News

December 2011

The CJEU allows negative term SPCs

The Court of Justice of the European Union (CJEU) has ruled that a Supplementary Protection Certificate (SPC) may have a “negative term”. This is important to applicants looking to obtain paediatric extensions to their SPC protection.

Overview

SPCs are intended to compensate pharmaceutical companies for the loss of effective patent term caused by the delay in getting regulatory approval. If the first marketing authorisation (MA) for a product takes more than 5 years to obtain after filing for a patent, the SPC will extend patent protection for that product for the time over that 5 years.

The formula for calculating the term of an SPC for a product is:

Term = ([date of 1st MA in the EEA] - [date of filing of corresponding patent]) - 5 years

The maximum term of an SPC is 5 years.

If the time taken to obtain the first MA is less than 5 years, the formula gives a negative term.

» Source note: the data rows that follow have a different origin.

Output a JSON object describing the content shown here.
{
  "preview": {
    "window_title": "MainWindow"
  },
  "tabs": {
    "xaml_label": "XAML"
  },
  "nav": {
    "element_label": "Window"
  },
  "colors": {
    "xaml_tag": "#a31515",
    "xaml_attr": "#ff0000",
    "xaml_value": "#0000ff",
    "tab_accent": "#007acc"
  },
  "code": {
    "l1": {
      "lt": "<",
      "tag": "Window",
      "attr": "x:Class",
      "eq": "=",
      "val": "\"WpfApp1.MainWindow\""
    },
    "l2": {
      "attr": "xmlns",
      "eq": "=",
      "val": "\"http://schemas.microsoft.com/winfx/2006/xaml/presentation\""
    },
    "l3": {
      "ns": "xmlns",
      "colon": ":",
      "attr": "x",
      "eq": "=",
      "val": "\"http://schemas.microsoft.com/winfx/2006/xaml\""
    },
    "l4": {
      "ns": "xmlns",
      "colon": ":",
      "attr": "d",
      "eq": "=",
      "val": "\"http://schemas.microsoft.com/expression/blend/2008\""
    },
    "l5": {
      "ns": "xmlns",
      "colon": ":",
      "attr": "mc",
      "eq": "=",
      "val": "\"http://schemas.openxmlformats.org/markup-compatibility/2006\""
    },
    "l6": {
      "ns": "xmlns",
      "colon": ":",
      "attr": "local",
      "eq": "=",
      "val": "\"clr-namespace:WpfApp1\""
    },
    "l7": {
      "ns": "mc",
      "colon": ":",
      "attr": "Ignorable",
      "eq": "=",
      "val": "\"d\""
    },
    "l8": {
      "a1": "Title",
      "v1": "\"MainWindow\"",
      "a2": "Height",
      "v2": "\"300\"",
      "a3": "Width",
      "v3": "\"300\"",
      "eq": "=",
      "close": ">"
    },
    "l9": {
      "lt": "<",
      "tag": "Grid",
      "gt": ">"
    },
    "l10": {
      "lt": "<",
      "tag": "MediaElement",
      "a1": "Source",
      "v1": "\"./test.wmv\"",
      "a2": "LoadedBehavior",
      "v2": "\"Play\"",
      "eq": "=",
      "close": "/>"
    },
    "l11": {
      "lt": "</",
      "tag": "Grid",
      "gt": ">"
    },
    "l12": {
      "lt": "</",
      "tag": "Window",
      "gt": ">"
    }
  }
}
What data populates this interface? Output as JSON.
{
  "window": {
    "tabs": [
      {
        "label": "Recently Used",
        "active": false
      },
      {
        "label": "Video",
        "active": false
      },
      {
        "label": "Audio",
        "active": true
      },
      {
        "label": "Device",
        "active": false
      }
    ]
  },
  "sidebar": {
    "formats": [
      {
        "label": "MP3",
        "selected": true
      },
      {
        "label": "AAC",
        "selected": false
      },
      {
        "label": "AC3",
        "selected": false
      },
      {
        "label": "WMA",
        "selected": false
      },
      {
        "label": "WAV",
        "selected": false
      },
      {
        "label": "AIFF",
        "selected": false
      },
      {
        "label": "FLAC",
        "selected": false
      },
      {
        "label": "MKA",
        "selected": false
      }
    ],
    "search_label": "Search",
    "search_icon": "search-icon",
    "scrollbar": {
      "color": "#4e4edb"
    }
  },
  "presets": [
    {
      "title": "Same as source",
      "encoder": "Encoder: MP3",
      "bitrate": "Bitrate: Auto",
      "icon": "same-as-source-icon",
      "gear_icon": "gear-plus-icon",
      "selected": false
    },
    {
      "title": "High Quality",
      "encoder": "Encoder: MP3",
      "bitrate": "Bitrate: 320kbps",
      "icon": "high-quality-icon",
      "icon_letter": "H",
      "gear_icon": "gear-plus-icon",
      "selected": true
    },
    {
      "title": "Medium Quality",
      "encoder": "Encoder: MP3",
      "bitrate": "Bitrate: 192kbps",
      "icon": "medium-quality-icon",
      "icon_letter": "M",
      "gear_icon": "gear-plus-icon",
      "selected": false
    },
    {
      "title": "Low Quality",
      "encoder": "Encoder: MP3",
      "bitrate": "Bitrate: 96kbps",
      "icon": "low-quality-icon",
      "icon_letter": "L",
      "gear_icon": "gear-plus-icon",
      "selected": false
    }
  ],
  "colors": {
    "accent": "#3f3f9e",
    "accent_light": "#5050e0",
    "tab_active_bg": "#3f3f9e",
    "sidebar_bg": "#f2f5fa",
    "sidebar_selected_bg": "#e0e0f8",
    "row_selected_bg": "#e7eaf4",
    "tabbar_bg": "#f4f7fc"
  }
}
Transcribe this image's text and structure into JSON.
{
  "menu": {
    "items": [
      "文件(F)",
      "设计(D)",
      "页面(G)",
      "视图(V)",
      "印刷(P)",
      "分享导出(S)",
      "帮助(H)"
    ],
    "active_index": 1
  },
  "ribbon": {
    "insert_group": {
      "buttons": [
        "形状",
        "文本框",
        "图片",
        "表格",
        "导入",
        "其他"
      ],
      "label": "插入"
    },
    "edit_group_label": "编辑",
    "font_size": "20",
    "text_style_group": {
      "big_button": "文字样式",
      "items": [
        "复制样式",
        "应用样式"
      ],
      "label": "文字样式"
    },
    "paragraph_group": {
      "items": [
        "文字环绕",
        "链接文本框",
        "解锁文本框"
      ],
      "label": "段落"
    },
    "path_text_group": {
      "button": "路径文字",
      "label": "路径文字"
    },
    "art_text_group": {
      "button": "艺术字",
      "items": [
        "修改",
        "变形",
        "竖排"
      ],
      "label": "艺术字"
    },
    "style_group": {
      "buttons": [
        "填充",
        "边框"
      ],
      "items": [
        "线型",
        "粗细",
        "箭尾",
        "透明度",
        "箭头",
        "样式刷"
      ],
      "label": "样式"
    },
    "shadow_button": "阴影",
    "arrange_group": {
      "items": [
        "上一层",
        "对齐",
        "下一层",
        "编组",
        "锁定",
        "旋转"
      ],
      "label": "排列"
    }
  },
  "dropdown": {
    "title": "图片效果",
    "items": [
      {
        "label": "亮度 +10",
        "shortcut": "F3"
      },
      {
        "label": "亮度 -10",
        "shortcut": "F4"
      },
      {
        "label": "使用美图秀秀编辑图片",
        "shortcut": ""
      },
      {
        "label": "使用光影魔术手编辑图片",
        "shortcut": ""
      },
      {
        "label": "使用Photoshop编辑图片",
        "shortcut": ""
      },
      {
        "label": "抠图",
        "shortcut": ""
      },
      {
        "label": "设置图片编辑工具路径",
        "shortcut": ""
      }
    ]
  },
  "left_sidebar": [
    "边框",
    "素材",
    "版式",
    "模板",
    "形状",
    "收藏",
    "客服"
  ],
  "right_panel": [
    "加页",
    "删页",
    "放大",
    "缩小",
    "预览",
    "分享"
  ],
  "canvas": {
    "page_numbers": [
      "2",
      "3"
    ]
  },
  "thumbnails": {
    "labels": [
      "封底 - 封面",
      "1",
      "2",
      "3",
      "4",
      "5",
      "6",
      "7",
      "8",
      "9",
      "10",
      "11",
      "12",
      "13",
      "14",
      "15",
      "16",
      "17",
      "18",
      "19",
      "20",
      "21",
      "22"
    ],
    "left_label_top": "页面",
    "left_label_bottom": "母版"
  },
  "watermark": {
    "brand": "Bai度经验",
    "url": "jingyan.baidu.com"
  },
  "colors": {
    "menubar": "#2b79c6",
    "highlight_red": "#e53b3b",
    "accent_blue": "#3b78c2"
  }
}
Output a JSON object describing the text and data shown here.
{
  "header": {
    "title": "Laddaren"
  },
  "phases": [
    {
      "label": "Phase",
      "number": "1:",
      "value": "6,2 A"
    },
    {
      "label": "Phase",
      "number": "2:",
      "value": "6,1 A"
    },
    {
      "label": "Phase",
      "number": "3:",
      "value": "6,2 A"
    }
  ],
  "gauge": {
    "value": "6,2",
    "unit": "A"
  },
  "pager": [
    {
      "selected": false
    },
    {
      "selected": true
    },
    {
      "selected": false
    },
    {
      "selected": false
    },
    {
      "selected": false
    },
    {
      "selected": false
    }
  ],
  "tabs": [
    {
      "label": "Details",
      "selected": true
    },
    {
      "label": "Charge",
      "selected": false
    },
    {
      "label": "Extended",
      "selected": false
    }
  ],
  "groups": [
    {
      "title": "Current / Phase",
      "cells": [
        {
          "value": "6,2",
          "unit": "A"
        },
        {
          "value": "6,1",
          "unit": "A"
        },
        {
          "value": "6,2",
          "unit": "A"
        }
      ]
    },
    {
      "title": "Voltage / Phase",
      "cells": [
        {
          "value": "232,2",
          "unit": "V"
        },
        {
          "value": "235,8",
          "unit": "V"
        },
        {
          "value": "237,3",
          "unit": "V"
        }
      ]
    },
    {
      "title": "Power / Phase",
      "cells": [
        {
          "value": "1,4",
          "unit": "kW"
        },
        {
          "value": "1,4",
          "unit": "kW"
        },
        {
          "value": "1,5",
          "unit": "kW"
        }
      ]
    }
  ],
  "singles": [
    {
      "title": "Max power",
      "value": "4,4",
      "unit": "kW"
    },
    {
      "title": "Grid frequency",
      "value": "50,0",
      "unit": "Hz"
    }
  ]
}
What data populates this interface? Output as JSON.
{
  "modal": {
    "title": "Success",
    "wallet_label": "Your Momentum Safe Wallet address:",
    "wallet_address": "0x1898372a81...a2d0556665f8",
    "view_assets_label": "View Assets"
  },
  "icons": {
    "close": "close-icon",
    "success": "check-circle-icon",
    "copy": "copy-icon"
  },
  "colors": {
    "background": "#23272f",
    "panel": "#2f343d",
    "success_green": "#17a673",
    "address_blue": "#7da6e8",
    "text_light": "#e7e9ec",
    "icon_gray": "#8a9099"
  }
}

Until recently, a negative term was meaningless and was thought to be the equivalent of no term at all.

The Paediatric Regulation introduced a 6 month paediatric extension to a granted SPC, to promote research in the paediatric population. A MA for paediatric use can often take longer to obtain than one for the equivalent product for use in adults.

When this regulation came into force, pharmaceutical companies started applying for SPCs, even though the basic term would be zero or even negative, because a subsequent paediatric extension could take the effective term up to 6 months. A paediatric extension can only be obtained if an SPC has been granted.

Background to the case

Merck obtained SPCs for sitagliptin throughout Europe, with differing outcomes. In the UK and the Netherlands the SPCs had negative terms. In Greece, the SPC had a zero term, because the authorities believed a negative term was not available, while the German, Lithuanian, French and Portuguese authorities refused the applications, because the SPCs would have a negative term.

Merck appealed the German decision. The German court referred to the CJEU the question of whether an SPC must have a positive term. It did not refer the question of whether, if so, it should have a negative term or a zero term.

The Decision

The CJEU concluded that an SPC need not have a positive term.

It found that the Regulations do not to preclude a negative or zero term, and not allowing such a term would be against the objectives of the Regulations, to compensate for the time taken to obtain the MA.  The Court noted that the paediatric extension serves a useful purpose.

The CJEU found that the basic SPC can have a negative or a zero term, and that a negative term should not be rounded to zero. The 6 month paediatric extension should start at the “end” of the negative term of the SPC, not the patent expiry date.

In the Merck case, the basic SPC had a term of minus 3 months and 14 days. The 6 month paediatric extension gave a final term that ended 2 months and 16 days after the patent expired.

Conclusion

Helpfully, the CJEU did not restrict itself to the referred question, but also decided that the SPC term could be negative. This decision will harmonise Europe on this point.

Innovative pharmaceutical companies will welcome the CJEU’s opinion. They can now benefit from paediatric extensions of their SPCs even when the SPC itself does not extend patent protection.